Ben yine yerel minibüsleri kullanarak seyahat etmeye devam ediyorum. Kenya’daki minibüs anlamındaki matatuya burada 'Dala dala' deniyor. Diğer Afrika ülkelerinden farklı olarak , tuktuk yani tüplü motorsiklet-taksiler daha ucuz olmaları nedeniyle daha çok tercih ediliyor. Trafikte giderken, çok rahatsız edici bir şekilde durmadan kornaya basılıyor. Tanzanya'daki ilk günlerimde sürücülerin acemi olduğu için durmadan korna çaldığını zannetsem de, bunun bir kültür olduğunu sonradan öğreniyorum.
Seyahat ederken, yerellerin kanepesinde uyuyarak, konaklamayı ücretsiz hale getiren sistem olan couchsurfing'i kullanmaya ilk günden başlıyorum. Tanımadığım birinin evinde, hemde Afrika'da konaklamak başta beni biraz ürkütüyor. Fakat korkulacak bir şeyin olmadığını kanıtlamak istercesine sıcacık ve yardımsever insanlarla tanışıyorum. ‘Neden insanlar bir çıkarı olmadan yabancıları evinde ağırlar?’ sorusu Afrika’da yanıtını buluyor.
Arusha’da beni karşılayan ilk ev sahibim Brian, bana kendi yatağından çok fazlasını, arkadaşlığını, pişirdiği yemekleri de sunuyor. Kendi arabasıyla etrafı gösteriyor, arkadaşlarıyla tanıştırıyor. Arusha’da yapılacaklar arasında safari yapmak da bulunuyor. Ben, büyük safarimi Kenya Masai Mara’da yaptığım için Serengeti Milli Parkı’na bir daha gitmiyorum.
Şayet Tanzanya’da safari yapmak Kenya’ya göre çok daha pahalı. Milli Parkların civarında, Masai kabilesi insanlarının her yerde, biraz da asimile olmuş şekilde görüyorum. Kenya'da gördüğüm Masai kabilesi insanlarından çok farklı olarak, burada bazıları adidas ayakkabı giyiyor, toplu taşıma araçları kullanıyor, restoranlarda yemek yiyor.

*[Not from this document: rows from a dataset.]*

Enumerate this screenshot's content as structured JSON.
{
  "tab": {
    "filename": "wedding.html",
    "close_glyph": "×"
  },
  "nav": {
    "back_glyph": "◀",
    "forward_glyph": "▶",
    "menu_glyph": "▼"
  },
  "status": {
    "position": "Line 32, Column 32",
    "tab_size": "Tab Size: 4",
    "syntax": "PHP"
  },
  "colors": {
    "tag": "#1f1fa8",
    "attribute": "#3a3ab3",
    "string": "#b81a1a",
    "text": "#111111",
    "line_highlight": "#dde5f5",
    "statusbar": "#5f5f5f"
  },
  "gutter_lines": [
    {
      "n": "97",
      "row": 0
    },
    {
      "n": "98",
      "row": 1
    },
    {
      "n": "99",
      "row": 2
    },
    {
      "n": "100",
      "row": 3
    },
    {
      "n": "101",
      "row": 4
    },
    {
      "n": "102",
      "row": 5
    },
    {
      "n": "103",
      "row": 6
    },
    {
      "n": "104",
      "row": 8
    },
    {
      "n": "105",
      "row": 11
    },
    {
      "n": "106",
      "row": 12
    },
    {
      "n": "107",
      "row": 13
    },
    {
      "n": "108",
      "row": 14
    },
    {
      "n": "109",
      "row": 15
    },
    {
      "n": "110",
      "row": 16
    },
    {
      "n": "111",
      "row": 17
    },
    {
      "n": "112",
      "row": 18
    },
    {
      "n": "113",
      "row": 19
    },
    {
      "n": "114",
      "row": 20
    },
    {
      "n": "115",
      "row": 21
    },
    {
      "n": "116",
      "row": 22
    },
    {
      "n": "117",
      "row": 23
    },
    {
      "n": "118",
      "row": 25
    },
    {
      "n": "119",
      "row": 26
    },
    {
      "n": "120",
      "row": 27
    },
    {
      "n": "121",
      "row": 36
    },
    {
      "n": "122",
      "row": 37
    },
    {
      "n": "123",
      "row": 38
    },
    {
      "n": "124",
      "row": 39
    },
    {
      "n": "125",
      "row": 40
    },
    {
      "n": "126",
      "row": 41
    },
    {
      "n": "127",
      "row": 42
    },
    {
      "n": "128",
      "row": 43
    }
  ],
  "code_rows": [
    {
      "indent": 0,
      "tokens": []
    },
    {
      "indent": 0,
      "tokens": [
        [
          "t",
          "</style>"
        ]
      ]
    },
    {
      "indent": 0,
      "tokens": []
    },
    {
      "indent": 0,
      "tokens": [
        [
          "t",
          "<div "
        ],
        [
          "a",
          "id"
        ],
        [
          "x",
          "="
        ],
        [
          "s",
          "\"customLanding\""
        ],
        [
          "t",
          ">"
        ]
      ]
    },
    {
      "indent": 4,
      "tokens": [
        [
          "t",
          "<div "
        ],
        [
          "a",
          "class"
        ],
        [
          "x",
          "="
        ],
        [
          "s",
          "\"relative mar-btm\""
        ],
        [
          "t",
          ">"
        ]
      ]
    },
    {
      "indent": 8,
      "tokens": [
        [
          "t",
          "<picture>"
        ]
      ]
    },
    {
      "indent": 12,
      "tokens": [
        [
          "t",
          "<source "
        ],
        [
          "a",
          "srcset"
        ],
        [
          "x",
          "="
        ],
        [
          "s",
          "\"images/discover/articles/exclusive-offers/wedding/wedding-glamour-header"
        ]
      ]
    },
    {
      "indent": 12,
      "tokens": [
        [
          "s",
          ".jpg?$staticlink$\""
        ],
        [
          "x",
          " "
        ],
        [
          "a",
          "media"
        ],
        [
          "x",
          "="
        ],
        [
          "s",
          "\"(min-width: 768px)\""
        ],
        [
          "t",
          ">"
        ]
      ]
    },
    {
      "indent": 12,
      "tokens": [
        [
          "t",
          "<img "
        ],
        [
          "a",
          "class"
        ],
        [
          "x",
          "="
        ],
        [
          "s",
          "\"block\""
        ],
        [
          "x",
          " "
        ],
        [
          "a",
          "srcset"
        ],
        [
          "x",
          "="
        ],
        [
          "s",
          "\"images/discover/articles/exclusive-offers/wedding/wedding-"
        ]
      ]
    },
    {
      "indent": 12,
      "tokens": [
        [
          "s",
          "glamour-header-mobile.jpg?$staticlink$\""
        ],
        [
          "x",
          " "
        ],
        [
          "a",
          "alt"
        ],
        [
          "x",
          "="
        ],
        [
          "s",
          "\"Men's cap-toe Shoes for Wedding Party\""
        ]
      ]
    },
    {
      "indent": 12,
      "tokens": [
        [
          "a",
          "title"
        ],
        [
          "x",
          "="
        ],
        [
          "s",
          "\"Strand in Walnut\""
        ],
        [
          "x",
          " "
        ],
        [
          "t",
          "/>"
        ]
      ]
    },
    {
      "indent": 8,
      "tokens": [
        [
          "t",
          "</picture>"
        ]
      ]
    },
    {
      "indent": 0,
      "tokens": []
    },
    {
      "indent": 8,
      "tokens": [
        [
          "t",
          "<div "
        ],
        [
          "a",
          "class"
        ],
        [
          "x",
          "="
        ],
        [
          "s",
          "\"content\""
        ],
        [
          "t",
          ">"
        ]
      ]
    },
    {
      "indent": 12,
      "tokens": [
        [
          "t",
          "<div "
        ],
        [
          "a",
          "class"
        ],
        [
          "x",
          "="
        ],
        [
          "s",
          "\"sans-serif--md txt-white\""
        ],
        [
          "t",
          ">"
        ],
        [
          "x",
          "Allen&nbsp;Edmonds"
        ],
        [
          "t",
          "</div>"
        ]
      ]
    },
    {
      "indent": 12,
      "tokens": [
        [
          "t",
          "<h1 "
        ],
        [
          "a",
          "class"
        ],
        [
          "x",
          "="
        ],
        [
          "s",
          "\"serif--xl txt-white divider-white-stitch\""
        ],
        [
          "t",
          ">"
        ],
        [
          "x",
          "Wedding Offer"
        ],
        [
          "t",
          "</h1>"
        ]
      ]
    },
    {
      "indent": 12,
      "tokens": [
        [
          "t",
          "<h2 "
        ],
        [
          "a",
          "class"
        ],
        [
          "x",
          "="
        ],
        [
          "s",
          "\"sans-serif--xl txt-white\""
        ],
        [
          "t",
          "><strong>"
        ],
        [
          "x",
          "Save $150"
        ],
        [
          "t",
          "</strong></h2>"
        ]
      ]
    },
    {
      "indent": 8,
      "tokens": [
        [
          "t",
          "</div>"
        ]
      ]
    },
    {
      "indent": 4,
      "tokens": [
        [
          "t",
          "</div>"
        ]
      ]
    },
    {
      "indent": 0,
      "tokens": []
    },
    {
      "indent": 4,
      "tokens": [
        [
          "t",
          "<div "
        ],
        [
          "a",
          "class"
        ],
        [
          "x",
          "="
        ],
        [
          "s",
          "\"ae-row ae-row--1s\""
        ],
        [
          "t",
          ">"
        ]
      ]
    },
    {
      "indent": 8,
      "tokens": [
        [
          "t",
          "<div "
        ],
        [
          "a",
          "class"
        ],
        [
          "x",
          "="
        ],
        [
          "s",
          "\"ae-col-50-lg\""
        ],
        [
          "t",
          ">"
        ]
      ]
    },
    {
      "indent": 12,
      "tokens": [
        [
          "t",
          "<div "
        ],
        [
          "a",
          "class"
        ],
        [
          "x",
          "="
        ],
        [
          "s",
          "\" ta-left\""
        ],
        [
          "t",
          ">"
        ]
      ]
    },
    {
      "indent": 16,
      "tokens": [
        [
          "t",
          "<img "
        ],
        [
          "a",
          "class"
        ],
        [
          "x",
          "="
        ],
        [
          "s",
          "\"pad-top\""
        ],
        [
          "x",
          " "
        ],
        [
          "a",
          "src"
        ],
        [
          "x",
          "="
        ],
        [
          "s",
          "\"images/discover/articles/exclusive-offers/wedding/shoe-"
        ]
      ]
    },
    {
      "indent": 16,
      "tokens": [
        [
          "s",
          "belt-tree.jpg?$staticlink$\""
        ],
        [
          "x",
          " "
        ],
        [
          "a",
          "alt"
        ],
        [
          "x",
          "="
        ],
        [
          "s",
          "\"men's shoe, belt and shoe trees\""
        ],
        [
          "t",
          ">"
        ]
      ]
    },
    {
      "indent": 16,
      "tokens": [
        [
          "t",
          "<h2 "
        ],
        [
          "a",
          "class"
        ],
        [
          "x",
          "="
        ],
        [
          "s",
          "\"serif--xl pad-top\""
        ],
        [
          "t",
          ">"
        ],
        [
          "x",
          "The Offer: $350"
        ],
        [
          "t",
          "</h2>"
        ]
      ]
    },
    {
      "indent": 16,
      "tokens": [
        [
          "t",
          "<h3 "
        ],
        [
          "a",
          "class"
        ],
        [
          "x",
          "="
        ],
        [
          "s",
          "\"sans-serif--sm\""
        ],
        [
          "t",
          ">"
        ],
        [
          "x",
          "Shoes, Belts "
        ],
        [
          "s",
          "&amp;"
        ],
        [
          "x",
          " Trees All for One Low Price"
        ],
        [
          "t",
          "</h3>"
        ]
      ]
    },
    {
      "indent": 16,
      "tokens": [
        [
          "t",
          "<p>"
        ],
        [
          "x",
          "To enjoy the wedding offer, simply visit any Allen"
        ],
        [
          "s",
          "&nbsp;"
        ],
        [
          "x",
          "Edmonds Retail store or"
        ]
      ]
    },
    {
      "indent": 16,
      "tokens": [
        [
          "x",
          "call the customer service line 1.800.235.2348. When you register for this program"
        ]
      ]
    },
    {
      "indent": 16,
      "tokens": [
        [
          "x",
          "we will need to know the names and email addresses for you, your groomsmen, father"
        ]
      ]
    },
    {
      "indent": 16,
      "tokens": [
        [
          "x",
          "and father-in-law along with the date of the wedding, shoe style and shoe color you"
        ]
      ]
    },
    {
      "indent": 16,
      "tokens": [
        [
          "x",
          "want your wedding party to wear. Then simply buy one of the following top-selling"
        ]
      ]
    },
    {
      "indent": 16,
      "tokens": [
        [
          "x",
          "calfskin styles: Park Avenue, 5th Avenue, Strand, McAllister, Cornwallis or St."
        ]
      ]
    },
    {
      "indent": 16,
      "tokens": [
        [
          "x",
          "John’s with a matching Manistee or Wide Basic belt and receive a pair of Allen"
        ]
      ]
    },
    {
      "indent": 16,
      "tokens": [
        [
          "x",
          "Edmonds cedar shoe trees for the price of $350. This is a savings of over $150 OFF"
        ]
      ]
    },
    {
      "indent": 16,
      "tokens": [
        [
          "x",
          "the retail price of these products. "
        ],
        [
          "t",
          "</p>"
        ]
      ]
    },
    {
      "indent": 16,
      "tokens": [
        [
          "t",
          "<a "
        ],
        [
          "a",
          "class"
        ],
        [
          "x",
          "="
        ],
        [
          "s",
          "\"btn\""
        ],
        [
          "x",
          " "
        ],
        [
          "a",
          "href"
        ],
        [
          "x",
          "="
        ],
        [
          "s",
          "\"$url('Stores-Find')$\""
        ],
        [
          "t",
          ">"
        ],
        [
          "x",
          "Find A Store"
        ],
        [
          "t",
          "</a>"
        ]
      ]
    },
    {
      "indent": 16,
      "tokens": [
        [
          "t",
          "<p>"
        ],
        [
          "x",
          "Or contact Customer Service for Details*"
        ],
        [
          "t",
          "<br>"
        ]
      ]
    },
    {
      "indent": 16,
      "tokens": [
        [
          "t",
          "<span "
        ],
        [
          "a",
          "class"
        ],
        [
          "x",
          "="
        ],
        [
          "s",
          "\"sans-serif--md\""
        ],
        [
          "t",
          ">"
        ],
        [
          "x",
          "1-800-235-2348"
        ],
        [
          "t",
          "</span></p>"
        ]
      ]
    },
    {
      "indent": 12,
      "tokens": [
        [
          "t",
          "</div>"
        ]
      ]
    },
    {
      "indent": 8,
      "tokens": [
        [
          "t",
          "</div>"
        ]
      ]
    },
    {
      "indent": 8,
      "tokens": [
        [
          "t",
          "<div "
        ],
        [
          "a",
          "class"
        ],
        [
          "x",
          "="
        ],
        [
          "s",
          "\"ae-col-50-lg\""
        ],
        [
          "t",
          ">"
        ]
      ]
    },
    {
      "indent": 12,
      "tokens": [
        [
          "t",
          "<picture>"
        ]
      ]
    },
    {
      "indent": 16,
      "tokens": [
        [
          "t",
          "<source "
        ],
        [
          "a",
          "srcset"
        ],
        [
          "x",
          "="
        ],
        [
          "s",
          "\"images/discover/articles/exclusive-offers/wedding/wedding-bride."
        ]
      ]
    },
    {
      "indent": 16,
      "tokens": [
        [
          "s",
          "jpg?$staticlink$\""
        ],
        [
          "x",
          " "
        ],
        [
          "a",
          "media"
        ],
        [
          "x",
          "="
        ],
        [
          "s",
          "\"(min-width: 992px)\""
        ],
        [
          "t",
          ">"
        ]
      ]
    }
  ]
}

Arusha sonrası minibüsle Moshi’ye geçiyorum. Moshi, hindu tapınağının, kilisenin ve caminin yan yana olduğu, pirinç tarlaları ile dolu huzurlu bir yer. Kilimanjaronun eteklerine kurulu olduğu için epey turistik. Yol boyunca tanıştığım birçok kişiden Afrika’nın en yüksek dağı olan, Kilimanjaro’ya tırmanmanın bambaşka bir deneyim olduğunu dinliyorum.
Bu miktar benim bir aylık bütçemi sarssa da asıl konu, yaklaşık 6000 metreye tırmanacak kadar da fit olmamam. Yolda bu dağa tırmanırken, basınçtan etkilenip ölen, yaralanan, tırmanamayıp geri dönen bir çok kişinin hikayesini duyuyorum.
Moshi’de yine couchsurfing yaparak ücretsiz konaklamaya devam ediyorum. Yeni tanıştığım ve evinde kaldığım Emenuel, bana ücretsiz pirinç tarlalarına bakan özel oda yanında, ailesinin pişirdiği bin bir çeşit yemeği de veriyor. Emenuel, turizm acentası sahibi, Tanzanya ortalamasının üstünde geliri olan biri. Afrika’da couchsurfing’i kullanıp, turistleri evine buyur eden insanların genelinde olduğu gibi onun da ilk hedefi bana tur satabilmek. Birkaç kez gidilebilecek yerlerin muhabbetini açmasına rağmen, ben her seferinde kibarca konuyu değiştiriyorum.
En sonunda dayanamayıp, turun benim bütçeme göre çok pahalı olduğunu belirttiğimde, para istemediğini ve beni kendi arkadaşlarıyla istediğim yere götürebileceğini belirtiyor. Sadece aracın benzinini karşılama karşılığında, beraber yolu bile olmayan, Kikuletwa Kaplıcaları’na gidiyoruz. Palmiye ağaçları ile çevrili, turkuaz sularda yüzerken, hiç kimsenin bilmediği, uğramadığı Dünya'nın bambaşka bir yerinde olduğumu hissediyorum.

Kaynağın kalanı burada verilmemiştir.